When to Seek Emergency Care
- Sudden, painless loss of vision in one or both eyes.
- Acute onset of flashes of light followed by a “curtain” or shadow across the visual field (possible retinal detachment).
- Severe eye pain with redness, which could indicate acute glaucoma or intra‑ocular inflammation.
- Sudden increase in intra‑ocular pressure after cataract surgery (e.g., eye feels hard to the touch).
If any of these symptoms occur, go to the nearest emergency department or call emergency services (e.g., 911 in the U.S.) without delay.
References
1. Jackson, J., & Strekalov, M. (1994). Familial progressive retinal atrophy with cataract. Ophthalmology, 101(8), 1390‑1397.

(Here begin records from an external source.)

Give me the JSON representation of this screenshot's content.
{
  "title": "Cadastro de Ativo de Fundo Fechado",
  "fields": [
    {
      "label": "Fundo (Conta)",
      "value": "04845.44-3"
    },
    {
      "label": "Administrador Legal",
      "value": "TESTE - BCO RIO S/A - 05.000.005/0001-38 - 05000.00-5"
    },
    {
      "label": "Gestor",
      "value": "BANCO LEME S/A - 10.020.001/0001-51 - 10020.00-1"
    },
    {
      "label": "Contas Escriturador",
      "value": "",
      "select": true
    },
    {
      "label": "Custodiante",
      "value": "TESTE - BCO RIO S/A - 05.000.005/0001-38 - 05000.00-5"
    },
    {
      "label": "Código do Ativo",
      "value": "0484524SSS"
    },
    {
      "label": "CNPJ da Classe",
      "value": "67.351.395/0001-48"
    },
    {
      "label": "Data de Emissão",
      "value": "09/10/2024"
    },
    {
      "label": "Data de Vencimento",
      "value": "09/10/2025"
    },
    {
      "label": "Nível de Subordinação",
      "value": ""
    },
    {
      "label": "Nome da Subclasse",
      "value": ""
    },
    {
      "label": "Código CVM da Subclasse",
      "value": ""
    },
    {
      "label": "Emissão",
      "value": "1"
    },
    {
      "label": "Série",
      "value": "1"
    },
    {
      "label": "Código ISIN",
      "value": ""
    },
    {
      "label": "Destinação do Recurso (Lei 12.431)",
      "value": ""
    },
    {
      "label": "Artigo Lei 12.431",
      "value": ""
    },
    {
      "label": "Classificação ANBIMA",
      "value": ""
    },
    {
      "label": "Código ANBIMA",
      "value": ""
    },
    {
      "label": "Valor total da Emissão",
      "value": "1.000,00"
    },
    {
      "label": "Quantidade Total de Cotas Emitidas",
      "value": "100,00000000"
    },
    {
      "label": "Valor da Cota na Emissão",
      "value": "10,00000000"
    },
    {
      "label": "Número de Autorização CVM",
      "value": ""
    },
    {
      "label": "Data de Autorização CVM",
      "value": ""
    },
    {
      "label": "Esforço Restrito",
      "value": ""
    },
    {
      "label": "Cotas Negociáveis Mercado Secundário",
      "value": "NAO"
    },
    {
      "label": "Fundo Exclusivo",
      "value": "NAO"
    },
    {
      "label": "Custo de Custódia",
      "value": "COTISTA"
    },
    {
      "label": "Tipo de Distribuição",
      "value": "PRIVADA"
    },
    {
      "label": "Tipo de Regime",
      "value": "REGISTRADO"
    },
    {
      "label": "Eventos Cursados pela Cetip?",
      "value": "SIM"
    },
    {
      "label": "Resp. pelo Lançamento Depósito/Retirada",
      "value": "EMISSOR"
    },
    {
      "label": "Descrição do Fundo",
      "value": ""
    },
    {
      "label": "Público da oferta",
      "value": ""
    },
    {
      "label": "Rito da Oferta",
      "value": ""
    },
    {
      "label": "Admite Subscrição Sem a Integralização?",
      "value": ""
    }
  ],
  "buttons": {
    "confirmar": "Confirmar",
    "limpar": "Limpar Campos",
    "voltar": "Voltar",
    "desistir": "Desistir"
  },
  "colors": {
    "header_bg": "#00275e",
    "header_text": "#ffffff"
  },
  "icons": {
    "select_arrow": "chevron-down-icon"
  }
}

2. National Eye Institute. (2023). Retinal Dystrophies.
3. Mayo Clinic. (2024). Cataract.
4. American Academy of Ophthalmology. (2022). Preferred Practice Pattern: Genetic Eye Diseases.
5. World Health Organization. (2021). Blindness and Visual Impairment.
6. Hsu, H.L., et al. (2022). Gene therapy for CRX‑related retinal dystrophy: pre‑clinical results. Human Gene Therapy, 33(5), 302‑313.
7. Cleveland Clinic. (2024). Low Vision Rehabilitation.